Le cirque de Gavarnie

L'Algérie, j'y suis né le jour du débarquement des Américains, le 8 novembre 1942. J'ai quitté ce pays merveilleux en 1962, pour n'y retourner qu'en août 2004, soit 42 ans plus tard...
Midi-Pyrénées m'a accueilli. J'ai mis du temps pour m'imprégner de Toulouse mais j'ai de suite été charmé par ce massif montagneux et ses rivières vagabondes que je parcours avec amour...Ah ces chères Pyrénées, que je m'y trouve bien ...! Vous y trouverez de nombreux articles dédiés à cette magnifique région et la capitale de Midi Pyrénées : Toulouse
L'Algérie, j'y suis revenu dix fois depuis; j'ai apprécié la chaleur de l'accueil, un accueil inégalé de par le monde.......L'espérance d'abord ...Une relative désillusion ensuite...Pourquoi alors que le pays a un potentiel énorme...Les gens sont perdus et ne savent pus que faire....Les jeunes n'en parlons pas, ils ne trouvent leur salut que dans la fuite....Est-il bon de dénoncer cela?

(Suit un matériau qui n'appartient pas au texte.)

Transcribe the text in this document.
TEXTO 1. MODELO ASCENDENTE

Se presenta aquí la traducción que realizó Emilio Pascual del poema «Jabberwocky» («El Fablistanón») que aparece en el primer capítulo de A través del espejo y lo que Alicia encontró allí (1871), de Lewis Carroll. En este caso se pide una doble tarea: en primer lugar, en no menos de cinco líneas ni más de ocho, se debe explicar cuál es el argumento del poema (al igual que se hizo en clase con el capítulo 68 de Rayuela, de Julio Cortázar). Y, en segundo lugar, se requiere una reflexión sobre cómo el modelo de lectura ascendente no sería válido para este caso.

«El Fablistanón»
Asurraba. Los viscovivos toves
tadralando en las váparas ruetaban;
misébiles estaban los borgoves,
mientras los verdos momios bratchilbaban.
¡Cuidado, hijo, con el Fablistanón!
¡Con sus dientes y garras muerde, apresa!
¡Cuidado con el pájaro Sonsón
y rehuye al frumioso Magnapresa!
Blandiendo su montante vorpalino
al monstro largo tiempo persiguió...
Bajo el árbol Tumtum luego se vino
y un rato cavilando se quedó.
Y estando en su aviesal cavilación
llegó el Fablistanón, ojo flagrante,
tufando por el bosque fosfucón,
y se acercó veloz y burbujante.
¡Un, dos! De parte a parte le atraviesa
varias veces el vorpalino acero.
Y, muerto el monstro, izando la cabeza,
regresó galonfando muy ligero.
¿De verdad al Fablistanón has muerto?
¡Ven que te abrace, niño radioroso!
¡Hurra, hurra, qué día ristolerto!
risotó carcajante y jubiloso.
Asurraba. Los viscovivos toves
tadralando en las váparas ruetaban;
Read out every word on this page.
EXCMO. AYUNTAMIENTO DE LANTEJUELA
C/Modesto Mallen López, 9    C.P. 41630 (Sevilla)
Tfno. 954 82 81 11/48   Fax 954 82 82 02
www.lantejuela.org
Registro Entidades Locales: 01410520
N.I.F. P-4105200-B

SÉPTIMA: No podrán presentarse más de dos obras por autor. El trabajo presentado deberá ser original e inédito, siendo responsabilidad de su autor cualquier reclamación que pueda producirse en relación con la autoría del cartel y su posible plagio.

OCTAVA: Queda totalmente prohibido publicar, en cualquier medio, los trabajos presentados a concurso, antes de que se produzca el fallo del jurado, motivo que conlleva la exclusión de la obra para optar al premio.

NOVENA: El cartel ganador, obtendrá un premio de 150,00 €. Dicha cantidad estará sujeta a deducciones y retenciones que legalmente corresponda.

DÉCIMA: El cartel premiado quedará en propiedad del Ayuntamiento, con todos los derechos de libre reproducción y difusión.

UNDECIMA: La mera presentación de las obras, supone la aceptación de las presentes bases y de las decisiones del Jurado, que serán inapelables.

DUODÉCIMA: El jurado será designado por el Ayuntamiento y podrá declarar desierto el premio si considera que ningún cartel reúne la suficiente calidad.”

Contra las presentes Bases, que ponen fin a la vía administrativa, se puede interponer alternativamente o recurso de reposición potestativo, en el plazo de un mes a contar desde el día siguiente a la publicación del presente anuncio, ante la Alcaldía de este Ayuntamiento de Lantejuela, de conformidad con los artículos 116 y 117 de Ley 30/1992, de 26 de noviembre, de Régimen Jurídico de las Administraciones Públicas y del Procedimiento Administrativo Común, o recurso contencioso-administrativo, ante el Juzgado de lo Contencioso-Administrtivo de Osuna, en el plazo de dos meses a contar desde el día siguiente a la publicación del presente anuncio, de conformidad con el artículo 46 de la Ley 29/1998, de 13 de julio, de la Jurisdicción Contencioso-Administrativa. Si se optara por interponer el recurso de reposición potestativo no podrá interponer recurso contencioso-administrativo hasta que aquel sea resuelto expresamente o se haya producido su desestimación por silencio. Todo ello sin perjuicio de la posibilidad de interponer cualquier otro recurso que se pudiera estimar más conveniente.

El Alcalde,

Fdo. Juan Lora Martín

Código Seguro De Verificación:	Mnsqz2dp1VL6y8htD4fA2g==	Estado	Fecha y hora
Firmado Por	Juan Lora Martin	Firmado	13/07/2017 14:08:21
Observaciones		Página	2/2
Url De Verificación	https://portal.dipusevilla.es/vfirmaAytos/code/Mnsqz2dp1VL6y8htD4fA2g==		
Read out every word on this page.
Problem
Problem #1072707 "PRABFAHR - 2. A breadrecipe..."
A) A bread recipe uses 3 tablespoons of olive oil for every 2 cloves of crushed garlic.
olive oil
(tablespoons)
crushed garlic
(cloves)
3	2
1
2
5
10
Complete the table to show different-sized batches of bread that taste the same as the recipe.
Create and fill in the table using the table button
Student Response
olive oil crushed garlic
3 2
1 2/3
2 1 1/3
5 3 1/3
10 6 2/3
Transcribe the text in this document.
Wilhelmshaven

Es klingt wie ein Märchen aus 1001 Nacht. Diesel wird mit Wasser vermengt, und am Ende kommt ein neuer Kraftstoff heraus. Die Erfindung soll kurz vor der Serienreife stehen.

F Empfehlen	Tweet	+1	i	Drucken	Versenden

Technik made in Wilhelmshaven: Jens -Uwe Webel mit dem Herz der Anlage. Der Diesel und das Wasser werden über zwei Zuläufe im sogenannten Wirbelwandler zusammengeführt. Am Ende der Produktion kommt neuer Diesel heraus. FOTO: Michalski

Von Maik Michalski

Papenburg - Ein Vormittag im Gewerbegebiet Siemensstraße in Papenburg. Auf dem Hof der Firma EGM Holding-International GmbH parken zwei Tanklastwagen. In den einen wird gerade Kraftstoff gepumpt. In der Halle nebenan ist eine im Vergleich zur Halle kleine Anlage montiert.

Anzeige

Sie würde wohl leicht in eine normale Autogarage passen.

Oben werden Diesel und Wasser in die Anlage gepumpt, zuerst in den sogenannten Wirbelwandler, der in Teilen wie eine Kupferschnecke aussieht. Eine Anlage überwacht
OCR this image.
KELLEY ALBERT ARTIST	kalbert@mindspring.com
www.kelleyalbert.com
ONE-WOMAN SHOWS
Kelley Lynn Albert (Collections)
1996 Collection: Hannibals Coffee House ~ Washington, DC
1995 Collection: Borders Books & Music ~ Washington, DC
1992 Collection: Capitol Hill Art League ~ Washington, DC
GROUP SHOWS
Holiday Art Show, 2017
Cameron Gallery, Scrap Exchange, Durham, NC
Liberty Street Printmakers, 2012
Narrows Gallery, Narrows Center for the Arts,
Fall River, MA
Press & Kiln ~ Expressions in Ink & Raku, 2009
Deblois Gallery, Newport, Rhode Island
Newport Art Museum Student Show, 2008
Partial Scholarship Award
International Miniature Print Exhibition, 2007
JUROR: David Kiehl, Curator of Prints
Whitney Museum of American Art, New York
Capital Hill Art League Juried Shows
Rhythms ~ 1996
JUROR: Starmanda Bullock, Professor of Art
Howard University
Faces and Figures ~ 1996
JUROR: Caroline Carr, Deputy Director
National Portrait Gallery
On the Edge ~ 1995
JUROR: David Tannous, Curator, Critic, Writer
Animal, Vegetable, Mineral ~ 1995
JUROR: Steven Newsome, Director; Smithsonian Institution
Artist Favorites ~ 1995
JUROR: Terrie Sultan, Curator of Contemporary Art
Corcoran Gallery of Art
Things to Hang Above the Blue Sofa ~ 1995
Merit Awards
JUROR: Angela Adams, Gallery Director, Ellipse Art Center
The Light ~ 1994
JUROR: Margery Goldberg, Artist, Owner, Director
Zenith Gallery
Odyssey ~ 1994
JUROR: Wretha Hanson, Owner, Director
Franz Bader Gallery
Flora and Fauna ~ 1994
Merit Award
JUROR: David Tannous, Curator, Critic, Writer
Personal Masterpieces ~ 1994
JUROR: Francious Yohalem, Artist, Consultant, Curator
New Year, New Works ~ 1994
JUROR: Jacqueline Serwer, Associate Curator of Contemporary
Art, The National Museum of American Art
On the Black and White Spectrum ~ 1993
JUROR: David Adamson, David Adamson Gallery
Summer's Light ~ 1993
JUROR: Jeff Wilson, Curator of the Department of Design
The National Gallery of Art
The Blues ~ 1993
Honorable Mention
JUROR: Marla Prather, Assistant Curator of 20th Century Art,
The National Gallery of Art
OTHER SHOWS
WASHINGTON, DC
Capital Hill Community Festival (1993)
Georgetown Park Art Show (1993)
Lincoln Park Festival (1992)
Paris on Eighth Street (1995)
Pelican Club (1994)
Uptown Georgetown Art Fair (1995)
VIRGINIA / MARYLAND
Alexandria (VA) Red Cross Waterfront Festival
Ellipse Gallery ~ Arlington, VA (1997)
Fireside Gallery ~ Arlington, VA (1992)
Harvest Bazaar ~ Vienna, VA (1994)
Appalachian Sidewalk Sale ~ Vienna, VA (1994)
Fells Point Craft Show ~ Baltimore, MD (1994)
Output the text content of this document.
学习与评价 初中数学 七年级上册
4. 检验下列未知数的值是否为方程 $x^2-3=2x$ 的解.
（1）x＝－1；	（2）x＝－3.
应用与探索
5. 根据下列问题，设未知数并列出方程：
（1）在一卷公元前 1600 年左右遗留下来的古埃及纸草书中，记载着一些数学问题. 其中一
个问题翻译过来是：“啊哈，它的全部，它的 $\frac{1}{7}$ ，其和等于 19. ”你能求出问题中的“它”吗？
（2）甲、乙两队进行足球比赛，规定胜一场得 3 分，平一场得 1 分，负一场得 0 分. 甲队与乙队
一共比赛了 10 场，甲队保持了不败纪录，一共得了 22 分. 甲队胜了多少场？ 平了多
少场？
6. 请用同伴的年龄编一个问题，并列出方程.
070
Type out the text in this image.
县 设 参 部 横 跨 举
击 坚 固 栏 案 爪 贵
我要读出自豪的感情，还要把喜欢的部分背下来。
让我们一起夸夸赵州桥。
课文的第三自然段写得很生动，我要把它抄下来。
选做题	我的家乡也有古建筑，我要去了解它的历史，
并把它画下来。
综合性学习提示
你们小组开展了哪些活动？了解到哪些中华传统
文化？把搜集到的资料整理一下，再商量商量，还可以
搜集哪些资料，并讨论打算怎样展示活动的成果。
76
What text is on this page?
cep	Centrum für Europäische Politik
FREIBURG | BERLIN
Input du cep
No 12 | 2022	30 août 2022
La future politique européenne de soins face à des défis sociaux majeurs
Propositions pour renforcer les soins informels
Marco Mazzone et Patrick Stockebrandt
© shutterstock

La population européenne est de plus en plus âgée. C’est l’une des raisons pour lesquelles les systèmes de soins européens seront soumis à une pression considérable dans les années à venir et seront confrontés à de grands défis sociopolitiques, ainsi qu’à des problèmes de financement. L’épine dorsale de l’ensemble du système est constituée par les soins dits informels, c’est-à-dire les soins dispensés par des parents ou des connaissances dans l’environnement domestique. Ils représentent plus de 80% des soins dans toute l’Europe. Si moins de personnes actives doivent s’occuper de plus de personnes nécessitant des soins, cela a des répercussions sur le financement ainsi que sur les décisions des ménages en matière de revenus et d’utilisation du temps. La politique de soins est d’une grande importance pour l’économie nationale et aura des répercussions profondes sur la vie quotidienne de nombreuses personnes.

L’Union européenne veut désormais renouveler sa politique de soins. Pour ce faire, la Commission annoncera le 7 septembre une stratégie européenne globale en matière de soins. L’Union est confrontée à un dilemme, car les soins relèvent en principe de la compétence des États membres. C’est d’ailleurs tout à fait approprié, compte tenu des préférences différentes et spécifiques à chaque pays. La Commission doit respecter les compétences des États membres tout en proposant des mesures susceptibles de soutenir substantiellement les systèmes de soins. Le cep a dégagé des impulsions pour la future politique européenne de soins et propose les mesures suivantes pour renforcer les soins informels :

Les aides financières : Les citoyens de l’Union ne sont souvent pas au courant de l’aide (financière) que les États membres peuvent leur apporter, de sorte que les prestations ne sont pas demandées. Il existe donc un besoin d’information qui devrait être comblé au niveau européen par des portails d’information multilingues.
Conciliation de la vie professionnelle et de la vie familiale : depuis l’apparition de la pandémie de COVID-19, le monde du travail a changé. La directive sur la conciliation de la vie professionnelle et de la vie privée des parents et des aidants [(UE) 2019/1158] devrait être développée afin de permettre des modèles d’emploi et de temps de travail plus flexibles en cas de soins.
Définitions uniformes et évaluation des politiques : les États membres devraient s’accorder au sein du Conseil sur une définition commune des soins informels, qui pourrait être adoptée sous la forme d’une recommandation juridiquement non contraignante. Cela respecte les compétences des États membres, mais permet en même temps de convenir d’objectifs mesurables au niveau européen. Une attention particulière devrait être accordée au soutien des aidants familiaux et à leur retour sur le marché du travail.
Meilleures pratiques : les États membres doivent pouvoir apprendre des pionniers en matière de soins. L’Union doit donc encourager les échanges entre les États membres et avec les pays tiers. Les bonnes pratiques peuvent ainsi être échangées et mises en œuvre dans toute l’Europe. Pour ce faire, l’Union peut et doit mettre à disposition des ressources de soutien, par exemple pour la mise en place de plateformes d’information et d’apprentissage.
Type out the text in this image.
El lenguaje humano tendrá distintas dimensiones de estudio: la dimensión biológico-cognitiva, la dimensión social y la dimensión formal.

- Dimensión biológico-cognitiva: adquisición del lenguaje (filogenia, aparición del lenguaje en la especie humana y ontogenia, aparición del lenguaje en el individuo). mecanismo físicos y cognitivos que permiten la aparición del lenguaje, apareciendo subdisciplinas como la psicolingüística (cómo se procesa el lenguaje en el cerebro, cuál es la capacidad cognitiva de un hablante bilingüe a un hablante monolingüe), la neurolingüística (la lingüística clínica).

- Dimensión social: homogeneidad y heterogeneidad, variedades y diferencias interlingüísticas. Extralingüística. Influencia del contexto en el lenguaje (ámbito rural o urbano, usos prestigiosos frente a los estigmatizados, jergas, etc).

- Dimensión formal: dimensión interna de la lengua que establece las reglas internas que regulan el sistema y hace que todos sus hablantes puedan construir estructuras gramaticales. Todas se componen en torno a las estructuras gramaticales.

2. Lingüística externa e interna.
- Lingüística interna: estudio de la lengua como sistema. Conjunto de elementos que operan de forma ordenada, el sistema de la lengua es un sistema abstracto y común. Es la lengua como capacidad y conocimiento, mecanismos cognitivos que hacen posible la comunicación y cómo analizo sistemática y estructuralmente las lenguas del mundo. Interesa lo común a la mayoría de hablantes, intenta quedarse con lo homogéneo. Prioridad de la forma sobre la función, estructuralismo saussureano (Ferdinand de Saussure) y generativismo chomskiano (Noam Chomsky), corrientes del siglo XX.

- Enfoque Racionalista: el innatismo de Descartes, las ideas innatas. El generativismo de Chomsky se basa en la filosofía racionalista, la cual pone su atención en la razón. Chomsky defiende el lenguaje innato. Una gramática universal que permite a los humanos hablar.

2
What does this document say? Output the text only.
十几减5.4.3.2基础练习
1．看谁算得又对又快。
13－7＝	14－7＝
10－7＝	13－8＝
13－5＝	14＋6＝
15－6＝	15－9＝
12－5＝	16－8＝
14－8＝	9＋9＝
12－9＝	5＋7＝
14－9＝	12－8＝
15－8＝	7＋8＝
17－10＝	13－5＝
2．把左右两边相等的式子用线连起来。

Ce n'est pas en se taisant que les choses avanceront.
Il y a un décalage énorme entre la pensée du peuple et des amis que je rencontre régulièrement et les propos tenus dans les divers forums qui reprennent généralement les milieux lobbyistes relayant les consignes gouvernementales...
Les piliers de l'Algérie, à savoir, armée, religion et tenants du pouvoir sont un frein au développement de l'Algérie ....Le Pays est en veilleuse....Les gens reçoivent des ….sucettes...Juste le nécessaire... pour que ....rien nez bouge....
Pourtant des individus valeureux il y en a ....Mais pourquoi garder des élites qui pourraient remettre en cause une situation permettant aux tenants des institutions de profiter des immenses ressources de l'Algérie. Le peuple devenu passif n'a plus qu'un seul espoir : Dieu envers qui il se retourne de plus en plus...Dieu et la famille, cette famille qui revêt une importance capitale en Algérie.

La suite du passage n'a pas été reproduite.